Leading together: how we're tackling the isolation of leadership

Published on November 25, 2024
Diverse group of people gathered together

By Sasha Kapadia (Director of ODI Global Advisory who oversees Tandem)

They say it’s lonely at the top. For those in the humanitarian and development sector, leadership is even more fraught.  

Leaders are expected to ably manage often intersecting crises – natural disasters, conflict, forced displacement, environmental degradation and diminished livelihoods – always prioritising the needs of the most vulnerable. Headquarters, host governments, funders and more exert influence that enables and constrains. These stakeholders contribute to a landscape where organisations that should have every reason to collaborate often can’t, so they don’t. Not to mention the fact that the leaders themselves are often swept into leadership. They are in the right place at the wrong time (or the wrong place at the right time, depending on your perspective), prove themselves capable, and off they go to the next, more challenging setting. 

For those in the humanitarian and development sector, there is the isolation of leadership, but there is also the very real overwhelm, stress and self-doubt. 

Where to turn?  

I have the immense privilege of overseeing Tandem, launched in December 2023 by ODI Global. It envisages better leadership for a better world – stronger connections and collaboration underpin that goal. 

Having graduated our first cohort in June and welcomed our second in September, I am at liberty to say that many, if not the majority of our leaders, come to the programme tired and…well, a bit demoralised, to be honest. They are devoted to their causes, at the expense of their own well-being; they care deeply about the people they lead and the communities they wish to better serve. Many worry about their leadership style and the difficult decisions to make, agonising over those made in the past. Their friends and families have trouble relating to their predicaments – their lines of work too hard, too heavy to comprehend. The perch of leadership, especially in a competitive, funds-dwindling environment, doesn’t lend itself to new friendships. 

Enter Tandem. Tandem understands that these leaders need a support system; it also recognises that they have the solutions to many of their own problems.  

The programme begins and closes each cohort with an in-person retreat. (Let the word ‘retreat’ not mislead – these weeks are filled with introspection into one’s own motivations, behaviours, and ambitions, on top of instruction on leadership concepts and practices. Intense!) Leaders travel to the retreats from all over the world, and they may not know a single other person in the room. Most important, they’ve all committed to the growth Tandem seeks to encourage. For this reason, they enter the space – mentally and physically – in a position to share with and learn from others. In between the retreats, in the virtual realm, the feeling carries with two sessions of interactive discussion centered on real challenges they’ve faced each month. Ultimately, the programme creates long-lasting bonds amongst the leaders. 

To what end? 

Professor Robert J. Waldinger, a psychiatrist and psychoanalyst leading the Harvard Study of Adult Development, states: “If you don’t have people to help you weather the inevitable stresses that come along, the body stays in a low-level fight-or-flight mode, with higher levels of circulating stress hormones and higher levels of inflammation, and we know that those things gradually wear away many different body systems.” 

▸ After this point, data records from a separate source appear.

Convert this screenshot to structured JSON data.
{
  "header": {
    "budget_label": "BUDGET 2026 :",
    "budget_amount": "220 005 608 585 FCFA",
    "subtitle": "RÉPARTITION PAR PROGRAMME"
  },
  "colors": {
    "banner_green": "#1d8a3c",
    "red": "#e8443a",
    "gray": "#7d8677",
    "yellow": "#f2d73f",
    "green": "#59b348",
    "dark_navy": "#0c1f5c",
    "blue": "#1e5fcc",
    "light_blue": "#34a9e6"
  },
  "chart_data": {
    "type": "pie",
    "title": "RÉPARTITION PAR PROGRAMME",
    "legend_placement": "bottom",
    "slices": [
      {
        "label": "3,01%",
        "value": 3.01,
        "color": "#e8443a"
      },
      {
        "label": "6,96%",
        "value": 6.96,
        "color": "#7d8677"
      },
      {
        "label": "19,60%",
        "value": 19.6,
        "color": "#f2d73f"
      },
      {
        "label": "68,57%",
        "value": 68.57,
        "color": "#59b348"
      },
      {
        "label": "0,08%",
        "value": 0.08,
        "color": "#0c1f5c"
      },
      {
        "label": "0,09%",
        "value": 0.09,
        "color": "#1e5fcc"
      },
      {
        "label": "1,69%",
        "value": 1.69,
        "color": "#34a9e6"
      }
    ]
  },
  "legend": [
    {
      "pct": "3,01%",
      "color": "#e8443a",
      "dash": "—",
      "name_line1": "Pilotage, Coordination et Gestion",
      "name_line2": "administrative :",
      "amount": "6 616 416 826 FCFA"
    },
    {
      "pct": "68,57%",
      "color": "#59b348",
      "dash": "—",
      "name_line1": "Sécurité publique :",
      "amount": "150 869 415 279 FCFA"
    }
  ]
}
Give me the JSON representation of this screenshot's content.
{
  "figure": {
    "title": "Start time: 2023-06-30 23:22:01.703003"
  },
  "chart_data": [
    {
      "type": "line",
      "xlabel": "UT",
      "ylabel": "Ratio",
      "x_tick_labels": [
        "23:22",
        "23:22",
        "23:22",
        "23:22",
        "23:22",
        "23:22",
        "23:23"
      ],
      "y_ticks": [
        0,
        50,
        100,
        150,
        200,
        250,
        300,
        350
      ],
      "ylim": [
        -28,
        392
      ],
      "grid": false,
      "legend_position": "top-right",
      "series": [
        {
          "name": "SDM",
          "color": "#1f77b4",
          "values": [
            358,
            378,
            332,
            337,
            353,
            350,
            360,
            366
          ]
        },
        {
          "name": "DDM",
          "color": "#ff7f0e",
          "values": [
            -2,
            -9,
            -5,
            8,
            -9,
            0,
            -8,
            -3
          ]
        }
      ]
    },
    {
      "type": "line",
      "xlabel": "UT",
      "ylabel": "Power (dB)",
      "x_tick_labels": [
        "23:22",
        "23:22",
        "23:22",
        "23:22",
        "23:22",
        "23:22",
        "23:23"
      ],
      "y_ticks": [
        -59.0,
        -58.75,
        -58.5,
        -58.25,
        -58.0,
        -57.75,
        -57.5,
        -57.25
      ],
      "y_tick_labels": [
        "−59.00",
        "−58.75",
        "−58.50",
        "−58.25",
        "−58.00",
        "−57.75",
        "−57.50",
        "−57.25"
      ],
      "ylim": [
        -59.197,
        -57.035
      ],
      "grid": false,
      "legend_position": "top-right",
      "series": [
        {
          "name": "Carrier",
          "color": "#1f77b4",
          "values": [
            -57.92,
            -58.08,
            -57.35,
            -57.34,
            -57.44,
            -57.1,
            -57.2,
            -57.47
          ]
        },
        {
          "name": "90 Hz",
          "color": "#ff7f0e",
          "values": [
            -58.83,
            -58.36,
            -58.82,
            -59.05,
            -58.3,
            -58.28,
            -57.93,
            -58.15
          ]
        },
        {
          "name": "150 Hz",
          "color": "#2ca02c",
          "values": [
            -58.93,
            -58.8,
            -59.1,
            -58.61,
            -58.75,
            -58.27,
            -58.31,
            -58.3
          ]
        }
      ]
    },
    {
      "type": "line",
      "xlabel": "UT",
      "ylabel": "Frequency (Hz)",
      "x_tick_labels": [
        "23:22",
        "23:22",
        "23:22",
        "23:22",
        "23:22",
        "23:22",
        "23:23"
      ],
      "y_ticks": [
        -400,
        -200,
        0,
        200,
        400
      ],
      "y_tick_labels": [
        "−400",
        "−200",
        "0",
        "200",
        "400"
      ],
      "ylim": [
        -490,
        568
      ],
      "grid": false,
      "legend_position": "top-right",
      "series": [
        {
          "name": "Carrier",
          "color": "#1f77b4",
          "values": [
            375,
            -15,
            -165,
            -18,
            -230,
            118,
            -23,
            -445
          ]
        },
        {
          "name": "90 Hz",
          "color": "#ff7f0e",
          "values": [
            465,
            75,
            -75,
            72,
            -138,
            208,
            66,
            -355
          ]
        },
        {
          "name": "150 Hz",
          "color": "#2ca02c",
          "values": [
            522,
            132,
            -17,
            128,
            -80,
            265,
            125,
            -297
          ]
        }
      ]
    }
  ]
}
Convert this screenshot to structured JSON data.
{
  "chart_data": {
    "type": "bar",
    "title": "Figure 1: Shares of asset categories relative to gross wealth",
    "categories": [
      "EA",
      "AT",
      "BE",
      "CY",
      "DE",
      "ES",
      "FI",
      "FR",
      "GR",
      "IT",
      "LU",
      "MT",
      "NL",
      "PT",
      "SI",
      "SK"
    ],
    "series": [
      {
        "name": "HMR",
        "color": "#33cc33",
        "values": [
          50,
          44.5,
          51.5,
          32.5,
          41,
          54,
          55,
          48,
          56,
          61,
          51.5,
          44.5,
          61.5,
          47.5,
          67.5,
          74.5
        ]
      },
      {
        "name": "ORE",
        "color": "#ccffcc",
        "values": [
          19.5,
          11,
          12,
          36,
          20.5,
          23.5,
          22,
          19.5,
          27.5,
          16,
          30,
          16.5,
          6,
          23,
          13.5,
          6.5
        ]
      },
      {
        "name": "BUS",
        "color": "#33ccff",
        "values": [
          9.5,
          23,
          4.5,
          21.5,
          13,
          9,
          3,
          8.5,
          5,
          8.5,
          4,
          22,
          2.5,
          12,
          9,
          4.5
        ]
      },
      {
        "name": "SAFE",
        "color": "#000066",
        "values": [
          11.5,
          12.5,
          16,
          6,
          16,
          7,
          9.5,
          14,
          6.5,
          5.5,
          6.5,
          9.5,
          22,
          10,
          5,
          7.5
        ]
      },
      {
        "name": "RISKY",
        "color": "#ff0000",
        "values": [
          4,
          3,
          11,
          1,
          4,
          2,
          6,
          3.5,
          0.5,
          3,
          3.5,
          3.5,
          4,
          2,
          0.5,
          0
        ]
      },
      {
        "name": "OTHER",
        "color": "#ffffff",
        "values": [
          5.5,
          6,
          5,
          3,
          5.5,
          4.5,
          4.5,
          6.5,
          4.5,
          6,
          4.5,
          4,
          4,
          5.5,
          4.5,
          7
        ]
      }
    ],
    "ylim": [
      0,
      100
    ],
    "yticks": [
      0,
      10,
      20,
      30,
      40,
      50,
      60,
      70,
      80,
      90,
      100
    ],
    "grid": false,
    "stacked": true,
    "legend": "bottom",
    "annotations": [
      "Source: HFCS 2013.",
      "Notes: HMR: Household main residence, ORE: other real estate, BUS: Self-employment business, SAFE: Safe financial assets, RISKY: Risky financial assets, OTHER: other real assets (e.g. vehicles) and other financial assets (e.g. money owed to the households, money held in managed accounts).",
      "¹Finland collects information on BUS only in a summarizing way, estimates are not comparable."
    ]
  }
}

The humanitarian and development sector is rife with inevitable stresses. Leaders need peers with whom to commiserate, gripe, brainstorm and share success. These exchanges are at the core of Tandem’s theory of change – we believe they will translate into better outcomes for populations of concern through more informed decision-making and a greater willingness to collaborate. (Stay tuned for research on this very topic commissioned by Tandem and carried out by ALNAP and the Centre for Humanitarian Leadership.) 

Time will certainly tell. For the moment, for our Tandem leaders, it’s a little less lonely at the top.